Michael Gregory, Harvard Graduate School of Education, Harvard Law School 
Katy Naples-Mitchell
, Harvard Law School 
Dawn Lewis
, Educational Equity Consultant 

Students thrive when school cultures foster their agency, safety, and belonging; support their developmental needs; and honor their multidimensional lives and identities. Adults can create school cultures that are havens for learning when systems support them to feel safe and valued, promote collaboration, empower them to engage in shared decision making, and establish a clear vision grounded in inclusive and equitable norms.

Research across several fields links traumatic experiences to learning, relational, and behavioral difficulties at school—difficulties that can interfere with development and lead to negative, counterproductive responses for the most vulnerable students. A growing literature also illuminates how racism can function as trauma for students of color, compounding the structural disadvantages they face. The overlapping barriers of racism and trauma place many students at increased risk of being left behind, disparately disciplined, and/or pushed out of school.

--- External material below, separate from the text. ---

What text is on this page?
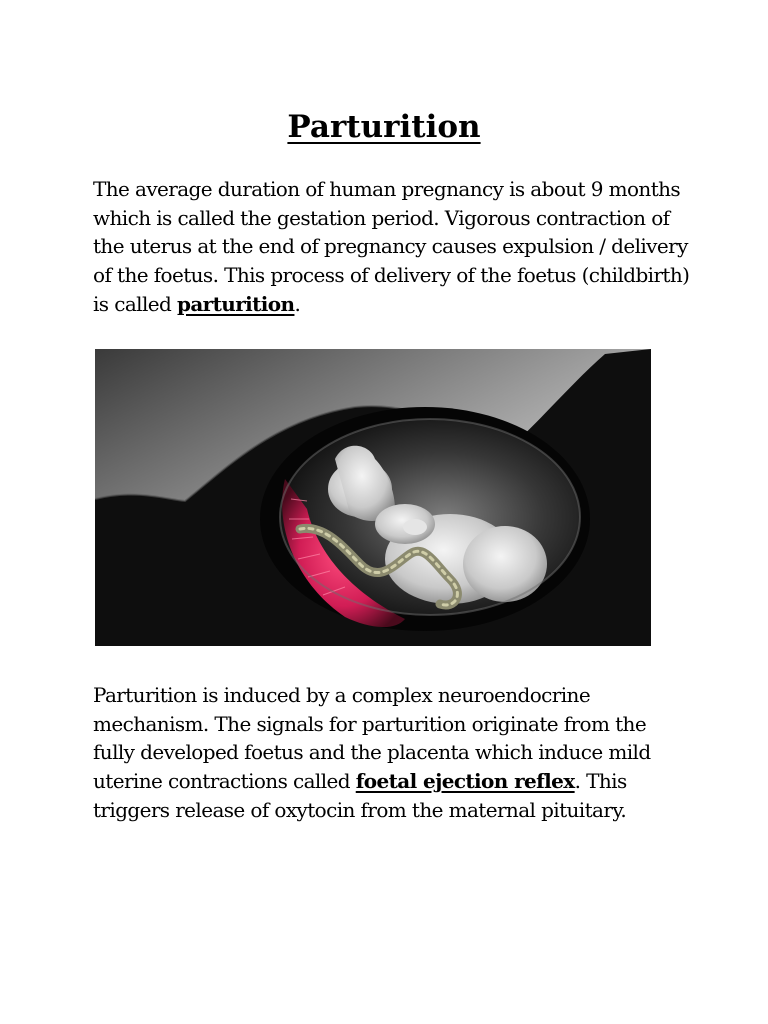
Parturition

The average duration of human pregnancy is about 9 months which is called the gestation period. Vigorous contraction of the uterus at the end of pregnancy causes expulsion / delivery of the foetus. This process of delivery of the foetus (childbirth) is called parturition.

Parturition is induced by a complex neuroendocrine mechanism. The signals for parturition originate from the fully developed foetus and the placenta which induce mild uterine contractions called foetal ejection reflex. This triggers release of oxytocin from the maternal pituitary.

A burgeoning movement for trauma-sensitive, healing-centered learning environments seeks to reshape education by supporting schools to transform their cultures based on a shared understanding of trauma’s impacts on learning and students’ universal need to feel safe and supported. A parallel movement seeks to overcome profound intergenerational harms of racism by infusing antiracist mindsets and practices throughout education. This seminar will convene an interdisciplinary group of scholars and practitioners connected to these two movements to explore how trauma-sensitivity and antiracism can together improve our understanding of how to educate the whole learner and transform school cultures into sustained, supportive, equitable communities where all students thrive.